Bloggled, even. Oh man. That’s kind of funny. “Mindbloggling.” Has that been a
joke before now? Of
course it has. Ugh. Oh man, this just turned into the worst thing ever.
This paragraph is like when you get a Facebook invite to go to a Star Trek-themed
improv show, and because there is a red number in your update panel, you click
on it and you see it and for even an instant of your life you are looking at it,
and you think “one of my biggest failings as a person is living my life in such
a way that it includes this moment in it.” That’s how bad of a joke phrase “mindbloggling”
is. And we did it. We re-did it. We’ve kept it alive. We are deeply, deeply
ashamed.
We have given several good reasons not to
ever click on us.
We have been boring, and cynical, and
pointless, and dated, and not nearly as funny as we clearly think we are, and fatalistic
and negative, and outrageously self-indulgent, and probably also sexist and
racist and Marxist and whateverist elseist you hate mostist. We’ve been
nothing. We have literally been less than nothing. We’ve seen the numbers. They
aren’t good. To use the word “outrageous” to describe how self-indulgent we’ve
been is laughable. We’ve outraged nobody. We’d say we’re so small time as to be
incapable of producing even mild concern,
but certain highly paid legal teams out in the actual world, which kills us, have
disagreed with that. The only reason we can think of why anybody’s ever clicked
on us is because we might be made to owe them money. The rest of it, to the
rare extent that it’s ever happened, baffles us.
You people are nuts.
What are you doing with your life, reading
us? Stop it. Please don’t read us. You’re better than that. You should write
something for us. Or you should stop reading anything ever and go do something.

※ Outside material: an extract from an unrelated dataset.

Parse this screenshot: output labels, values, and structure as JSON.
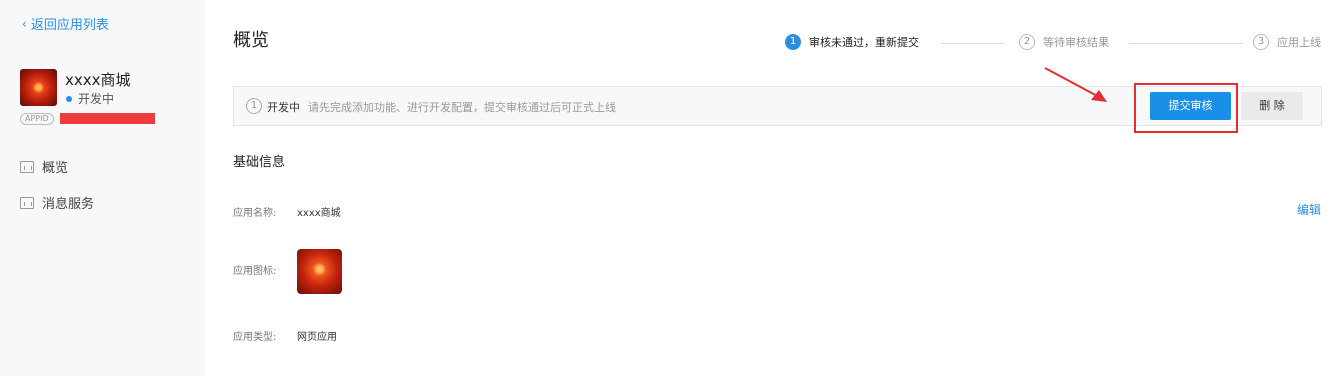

You should flush your smart phone down the toilet you are currently sitting on.
We love you, and that’s why we want more for
you.
Anyway, it’s been a year. Thanks for it, if
you exist, which probably you don’t. But still. Thanks for being a thing of our
imagination. We need it. We are troubled and we are stupid, and we don’t blame
you for not existing. But if you don’t mind, we’re going to keep pretending you
do exist, and we’re going to keep on being Total Bozos for no reason.